Introduction
At a Glance | |
---|---|
Product | Sonicwall SSL-VPN 200 Appliance (SSL-VPN 200) |
Summary | Entry level SSL VPN gateway supporting SSL proxy and IPsec tunnel connections |
Pros | Works with both IE and Firefox No per-use licensing Vista support for VPN client |
Cons | Unequal local > remote and remote > local throughput Support plan ($) required for firmware updates after 90 days |
We previously looked at rolling your own SSL VPN and Netgear's SSL-312 as affordable ways for SOHO / SMB users to explore the SSL alternative to IPsec VPN gateways. This time, I'll look at Sonicwall's entry-level SSL-VPN 200 appliance.
The 200 is Sonicwall's entry-level SSL gateway with ten recommended maximum concurrent users. Also available are the 2000 and 4000 models that have recommended maximum concurrent users of 50 and 200 users respectively. In a departure from Sonicwall's usual per-user license model, all the SSL VPN's come with unrestricted users licenses. So if you want to try loading them beyond the recommended maximums you can have at it. But as you'll see later, the recommendations are probably reasonable, if not a bit optimistic.
The 200 provides secure remote access via two main methods. Proxies are provided for HTTP, HTTPS, FTP, SSH (V1 or V2), Telnet, RDP (via ActiveX control or Java applet), VNC and Windows File Sharing (Windows SMB/CIFS). The proxies provide remote access to these services via IE or Firefox running on any OS. For other TCP/IP-based applications, you use what Sonicwall calls NetExtender. I'll let Sonicwall explain:
NetExtender is a SonicWALL SSL-VPN client for Windows that allows users to run TCP/IP-based applications securely on the companys network. NetExtender is downloaded transparently and uses a Point-to-Point Protocol (PPP) adapter instance to negotiate ActiveX controls.

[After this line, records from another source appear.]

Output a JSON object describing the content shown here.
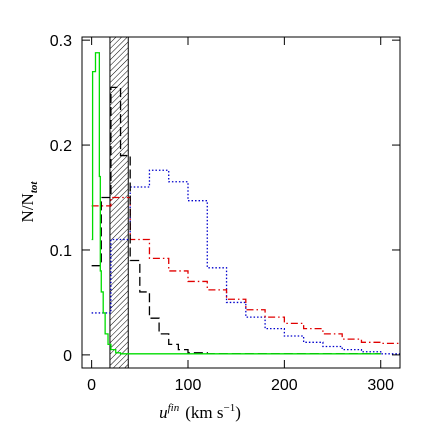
{
  "chart_data": {
    "type": "step",
    "ylabel": {
      "main": "N/N",
      "sub": "tot"
    },
    "xlabel": {
      "var": "u",
      "sup": "fin",
      "unit": "(km s",
      "unit_sup": "−1",
      "close": ")"
    },
    "xlim": [
      -10,
      320
    ],
    "ylim": [
      -0.0125,
      0.303
    ],
    "xticks": [
      0,
      100,
      200,
      300
    ],
    "yticks": [
      0,
      0.1,
      0.2,
      0.3
    ],
    "shaded_region": [
      19,
      38
    ],
    "series": [
      {
        "color": "#0000cc",
        "dash": "1.5,2",
        "bins": [
          0,
          20,
          40,
          60,
          80,
          100,
          120,
          140,
          160,
          180,
          200,
          220,
          240,
          260,
          280,
          300,
          320
        ],
        "values": [
          0.04,
          0.11,
          0.16,
          0.176,
          0.165,
          0.147,
          0.083,
          0.05,
          0.036,
          0.025,
          0.018,
          0.012,
          0.008,
          0.005,
          0.003,
          0.001
        ]
      },
      {
        "color": "#e00000",
        "dash": "7,3,1.5,3",
        "bins": [
          0,
          20,
          40,
          60,
          80,
          100,
          120,
          140,
          160,
          180,
          200,
          220,
          240,
          260,
          280,
          300,
          320
        ],
        "values": [
          0.142,
          0.15,
          0.11,
          0.092,
          0.08,
          0.07,
          0.062,
          0.053,
          0.043,
          0.036,
          0.03,
          0.025,
          0.02,
          0.015,
          0.012,
          0.011
        ]
      },
      {
        "color": "#000000",
        "dash": "9,4",
        "bins": [
          0,
          10,
          20,
          30,
          40,
          50,
          60,
          70,
          80,
          90,
          100,
          120,
          300
        ],
        "values": [
          0.085,
          0.15,
          0.255,
          0.19,
          0.09,
          0.06,
          0.035,
          0.02,
          0.01,
          0.005,
          0.002,
          0.001
        ]
      },
      {
        "color": "#00dd00",
        "dash": "none",
        "bins": [
          0,
          1,
          4,
          8,
          9,
          10,
          12,
          14,
          17,
          20,
          25,
          30,
          300
        ],
        "values": [
          0.11,
          0.27,
          0.288,
          0.17,
          0.08,
          0.06,
          0.04,
          0.02,
          0.01,
          0.005,
          0.002,
          0.001
        ]
      }
    ]
  }
}
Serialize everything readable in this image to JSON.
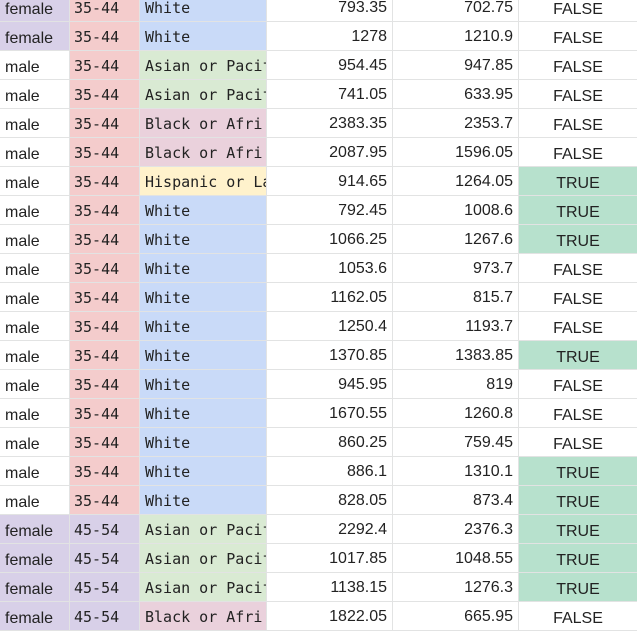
{
  "colors": {
    "female": "#d8d0e8",
    "male": "#ffffff",
    "age_35_44": "#f4cccc",
    "age_45_54": "#d8d0e8",
    "race_White": "#c9daf8",
    "race_Asian": "#d9ead3",
    "race_Black": "#ead1dc",
    "race_Hispanic": "#fff2cc",
    "true_fill": "#b7e1cd"
  },
  "rows": [
    {
      "gender": "female",
      "age": "35-44",
      "race": "White",
      "race_key": "White",
      "v1": "793.35",
      "v2": "702.75",
      "flag": "FALSE"
    },
    {
      "gender": "female",
      "age": "35-44",
      "race": "White",
      "race_key": "White",
      "v1": "1278",
      "v2": "1210.9",
      "flag": "FALSE"
    },
    {
      "gender": "male",
      "age": "35-44",
      "race": "Asian or Pacif",
      "race_key": "Asian",
      "v1": "954.45",
      "v2": "947.85",
      "flag": "FALSE"
    },
    {
      "gender": "male",
      "age": "35-44",
      "race": "Asian or Pacif",
      "race_key": "Asian",
      "v1": "741.05",
      "v2": "633.95",
      "flag": "FALSE"
    },
    {
      "gender": "male",
      "age": "35-44",
      "race": "Black or Afri",
      "race_key": "Black",
      "v1": "2383.35",
      "v2": "2353.7",
      "flag": "FALSE"
    },
    {
      "gender": "male",
      "age": "35-44",
      "race": "Black or Afri",
      "race_key": "Black",
      "v1": "2087.95",
      "v2": "1596.05",
      "flag": "FALSE"
    },
    {
      "gender": "male",
      "age": "35-44",
      "race": "Hispanic or La",
      "race_key": "Hispanic",
      "v1": "914.65",
      "v2": "1264.05",
      "flag": "TRUE"
    },
    {
      "gender": "male",
      "age": "35-44",
      "race": "White",
      "race_key": "White",
      "v1": "792.45",
      "v2": "1008.6",
      "flag": "TRUE"
    },
    {
      "gender": "male",
      "age": "35-44",
      "race": "White",
      "race_key": "White",
      "v1": "1066.25",
      "v2": "1267.6",
      "flag": "TRUE"
    },
    {
      "gender": "male",
      "age": "35-44",
      "race": "White",
      "race_key": "White",
      "v1": "1053.6",
      "v2": "973.7",
      "flag": "FALSE"
    },
    {
      "gender": "male",
      "age": "35-44",
      "race": "White",
      "race_key": "White",
      "v1": "1162.05",
      "v2": "815.7",
      "flag": "FALSE"
    },
    {
      "gender": "male",
      "age": "35-44",
      "race": "White",
      "race_key": "White",
      "v1": "1250.4",
      "v2": "1193.7",
      "flag": "FALSE"
    },
    {
      "gender": "male",
      "age": "35-44",
      "race": "White",
      "race_key": "White",
      "v1": "1370.85",
      "v2": "1383.85",
      "flag": "TRUE"
    },
    {
      "gender": "male",
      "age": "35-44",
      "race": "White",
      "race_key": "White",
      "v1": "945.95",
      "v2": "819",
      "flag": "FALSE"
    },
    {
      "gender": "male",
      "age": "35-44",
      "race": "White",
      "race_key": "White",
      "v1": "1670.55",
      "v2": "1260.8",
      "flag": "FALSE"
    },
    {
      "gender": "male",
      "age": "35-44",
      "race": "White",
      "race_key": "White",
      "v1": "860.25",
      "v2": "759.45",
      "flag": "FALSE"
    },
    {
      "gender": "male",
      "age": "35-44",
      "race": "White",
      "race_key": "White",
      "v1": "886.1",
      "v2": "1310.1",
      "flag": "TRUE"
    },
    {
      "gender": "male",
      "age": "35-44",
      "race": "White",
      "race_key": "White",
      "v1": "828.05",
      "v2": "873.4",
      "flag": "TRUE"
    },
    {
      "gender": "female",
      "age": "45-54",
      "race": "Asian or Pacif",
      "race_key": "Asian",
      "v1": "2292.4",
      "v2": "2376.3",
      "flag": "TRUE"
    },
    {
      "gender": "female",
      "age": "45-54",
      "race": "Asian or Pacif",
      "race_key": "Asian",
      "v1": "1017.85",
      "v2": "1048.55",
      "flag": "TRUE"
    },
    {
      "gender": "female",
      "age": "45-54",
      "race": "Asian or Pacif",
      "race_key": "Asian",
      "v1": "1138.15",
      "v2": "1276.3",
      "flag": "TRUE"
    },
    {
      "gender": "female",
      "age": "45-54",
      "race": "Black or Afri",
      "race_key": "Black",
      "v1": "1822.05",
      "v2": "665.95",
      "flag": "FALSE"
    }
  ]
}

NetExtender first queries whether the ActiveX component is present, and if not, allows the user todownload and install it. When installed, NetExtender allows users to tunnel to the remote network and virtually join the remote network in order to mount drives, upload and download files, and access resources in the same way as if they were on the local network.
The 200's silver and blue metal enclosure is designed for utility and has mounting screw slots on the bottom and plenty of vent holes on each side. The indicators and connectors are shown in Figure 1 below.
Figure 1: SSL-VPN 200 Front and Rear Panels
Figure 2 shows that the 200 is based on a proprietary Sonicwall CPU joined with a Cavium XL Security Acceleration Board (PDF link). The Cavium spec sheet rates the board at 200 Mbps "IPsec performance" and 1750 (1024 bit exp) SSL TPS (Transactions Per Second). While this sounds impressive, we'll see later that actual performance doesn't have numbers that large.
The 200's Status page reports 128 MB of RAM and 16 MB of Flash, which is the same as contained in Netgear's SSL-312. All five 10/100 Ethernet ports are handled by the Micrel KSZ8995XA switch chip. Note the absence of heatsinks, which didn't seem to be needed for cool operation.